Visual Grant
2022 Winter Grantee
Coleman Collins


The Café Royal Cultural Foundation NYC has awarded a 2022 Visual Grant to Coleman Collins for his new project Body Errata. Coleman is interested in genetic research. He wants to know how the cumulative changes in our knowledge of the body and biological processes have produced our current reality: behaviors and diseases can be predicted, genes can be edited. As a descendant of slaves (with an uncertain genealogical tree), Collins also investigates how this technology can shed light on the past. The artist sequenced his DNA – receiving a long string of nucleotides (composed of the letters ACGT, as opposed to digital Ones and Zeros), while also discovering that he was 50% Nigerian, 30% Congolese, and 20% Northern European. Collins found artifacts from these cultures and 3D scanned them (gesturing to another, cultural type of inheritance), and took the 3D scans and began to manipulate them. He mutated the forms and produced new sculptures from these mutations, using 3D printing and CNC cutting. The show will also include new video works, drawings, digital prints, and laser cut metal objects.

 

From “The Anxiety of Incompleteness (still) 2020
from an HD Video Installation at Carré d’Art, Nîmes, France 

 
 
 

So anyway, DNA contains four bases — adenine, cytosine, guanine, and thymine — and the sequences of those bases are what we call genes. Each unique sequence of bases directs the production of proteins, proteins that make up each of our bodies. Our bodies contain code that is passed down through generations of captivity, migration, and traumatic events.
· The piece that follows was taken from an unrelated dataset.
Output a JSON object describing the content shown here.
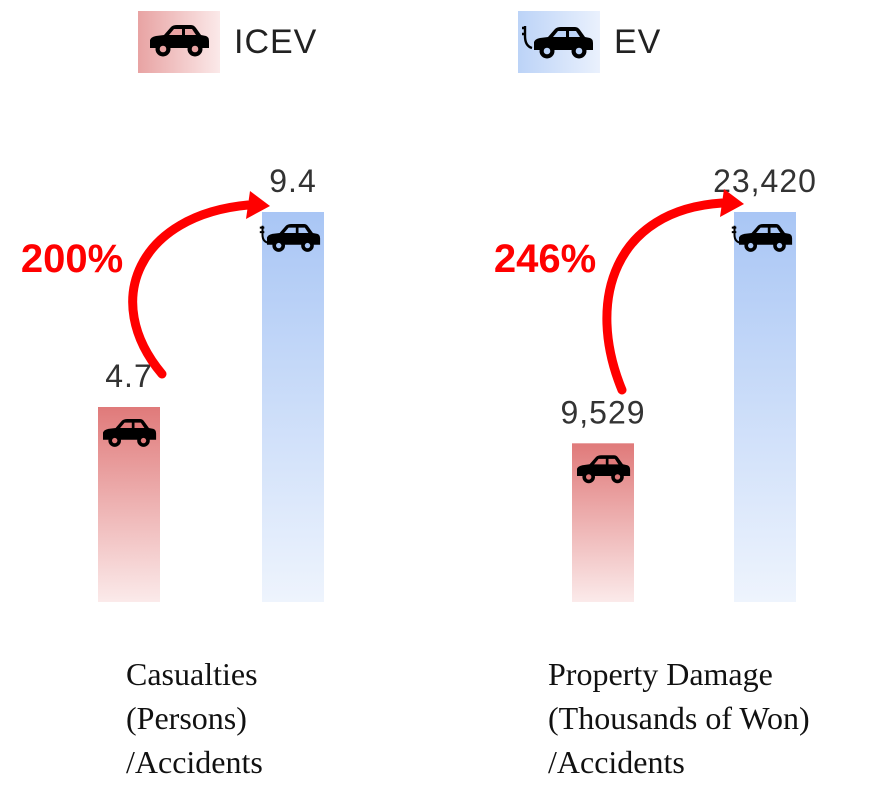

The process of copying and recopying is long, slow, and inexact – there are always errors. Pixelated images, corrupted files, repetition with the occasional jarring difference. Cut and paste. Chop and screw. The process of inheritance is always in flux. As its constituent parts are eroded, broken off, replaced, the true nature of the thing itself comes into question. The ax’s handle and head have been changed out many times over the years. Every plank in the ship has been switched out for another. We don’t need to view this lack of fidelity – between original and copy, ancestor and descendant – as a lack of authenticity. It might represent an opportunity; at the very least it’s anti-deterministic. So the work is mostly considering information changing forms, the relationship between data and form, material that becomes immaterial and vice versa. Cultural and material inheritance. Like this process that happens over many generations that eventually creates mutations, gaps, décalages. How the nature of a thing is not consistent through time, but actually full of these mistakes or inconsistencies, and through these inconsistencies we find a certain kind of generativity.

 

Rêveuse (detail) 2021
CNC-routed MDF Installation photo: Carré d’Art, Nîmes, France 

Ensemble 2021
Archival pigment print on dibond
Installation photo: Carré d’Art, Nîmes, France 

 
 

Coleman’s recent exhibitions and screenings include Carré d’Art, Nîmes; Kunsthalle Wien, Vienna; Nothing Special, Los Angeles; Elizabeth Foundation for the Arts, New York; ltd los angeles, Los Angeles; Artspace, New Haven, and Human Resources Los Angeles. Collins was a 2021 recipient of a NYFA Artists Corps Grant. He received an MFA from UCLA in 2018, and was a 2017 resident at the Skowhegan School for Painting and Sculpture. In 2019, he participated in the Whitney Museum’s Independent Study Program. He lives in New York, where he is currently serving as the inaugural Artist-in-Residence at Stony Brook University’s Future Histories Studio.